From: leonie hermantin <lhermantin@hotmail.com>


Posted on Sat, Apr. 22, 2006


FORT LAUDERDALE
Music stops for a pirate radio station; 2 held
State officials have shut down a pirate radio station operating out of Fort Lauderdale.
BY DIANA MOSKOVITZ
dmoskovitz@MiamiHerald.com

For months, Creole and Caribbean music had flowed from a pirate radio station stashed behind a Fort Lauderdale music store.

On Friday, the beat stopped flowing from the station, Sak Pase Compas, after agents with the Florida Department of Law Enforcement shut it down -- making it the seventh pirate station FDLE has dismantled in about a year.

Junior K. Pierre, of Fort Lauderdale, and Willem Michel, of Lauderhill, were arrested and charged with operating an unlicensed radio station, said FDLE spokeswoman Paige Patterson-Hughes.

Both were being held in the Broward County Main Jail Friday night.

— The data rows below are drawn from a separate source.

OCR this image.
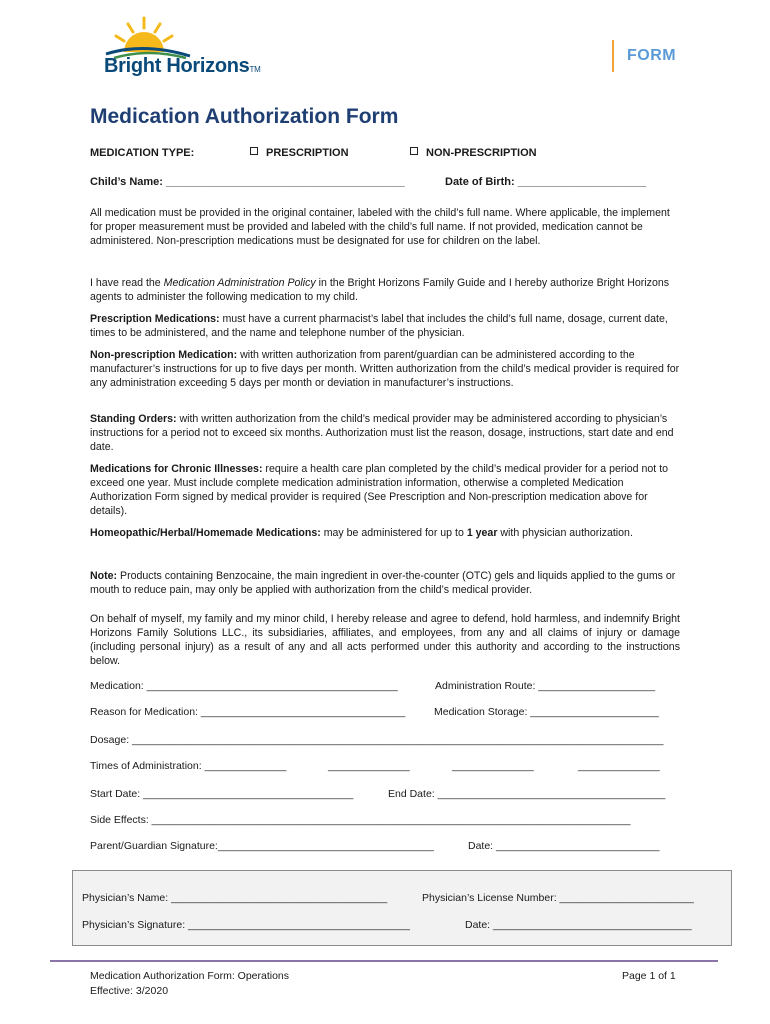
Bright HorizonsTM
FORM
Medication Authorization Form
MEDICATION TYPE:	PRESCRIPTION	NON-PRESCRIPTION
Child’s Name: _______________________________________	Date of Birth: _____________________
All medication must be provided in the original container, labeled with the child’s full name. Where applicable, the implement for proper measurement must be provided and labeled with the child’s full name. If not provided, medication cannot be administered. Non-prescription medications must be designated for use for children on the label.
I have read the Medication Administration Policy in the Bright Horizons Family Guide and I hereby authorize Bright Horizons agents to administer the following medication to my child.
Prescription Medications: must have a current pharmacist’s label that includes the child’s full name, dosage, current date, times to be administered, and the name and telephone number of the physician.
Non-prescription Medication: with written authorization from parent/guardian can be administered according to the manufacturer’s instructions for up to five days per month. Written authorization from the child’s medical provider is required for any administration exceeding 5 days per month or deviation in manufacturer’s instructions.
Standing Orders: with written authorization from the child’s medical provider may be administered according to physician’s instructions for a period not to exceed six months. Authorization must list the reason, dosage, instructions, start date and end date.
Medications for Chronic Illnesses: require a health care plan completed by the child’s medical provider for a period not to exceed one year. Must include complete medication administration information, otherwise a completed Medication Authorization Form signed by medical provider is required (See Prescription and Non-prescription medication above for details).
Homeopathic/Herbal/Homemade Medications: may be administered for up to 1 year with physician authorization.
Note: Products containing Benzocaine, the main ingredient in over-the-counter (OTC) gels and liquids applied to the gums or mouth to reduce pain, may only be applied with authorization from the child’s medical provider.
On behalf of myself, my family and my minor child, I hereby release and agree to defend, hold harmless, and indemnify Bright Horizons Family Solutions LLC., its subsidiaries, affiliates, and employees, from any and all claims of injury or damage (including personal injury) as a result of any and all acts performed under this authority and according to the instructions below.
Medication: ___________________________________________	Administration Route: ____________________
Reason for Medication: ___________________________________	Medication Storage: ______________________
Dosage: ___________________________________________________________________________________________
Times of Administration: ______________	______________	______________	______________
Start Date: ____________________________________	End Date: _______________________________________
Side Effects: __________________________________________________________________________________
Parent/Guardian Signature:_____________________________________	Date: ____________________________
Physician’s Name: _____________________________________	Physician’s License Number: _______________________
Physician’s Signature: ______________________________________	Date: __________________________________
Medication Authorization Form: Operations
Effective: 3/2020
Page 1 of 1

Officers seized the station's radio equipment, including a transmitter, mixing board, CD's and microphones, she said.

Such stations are considered hazardous because they interfere with legal broadcasts. A public safety message broadcasted on licensed stations could go unheard because pirate stations block the signal, Patterson-Hughes said.

''Especially when dealing with a public safety issue, and having a station is not licensed, that is a potential problem,'' Patterson-Hughes said.

FDLE recently confiscated pirate radio equipment in Opa-locka after after airline pilots complained it interrupted their transmissions.

Florida anti-piracy law went into effect last summer, making interfering with signals from licensed public or commercial stations, or broadcasting without a license, a third-degree felony.

That gave FDLE the power to aggressively go after pirate radio stations. Since then, agents have shut down several illegal radio stations.

The Fort Lauderdale case began in March with a complaint from the Federal Communications Commission that was forwarded to FDLE, Patterson-Hughes said. The FCC regulates radio stations.

FDLE investigated, and agents arrested the two men Friday.

One was arrested inside the station, Patterson-Hughes said. The second man was arrested in his car after leaving a neighboring business, she said.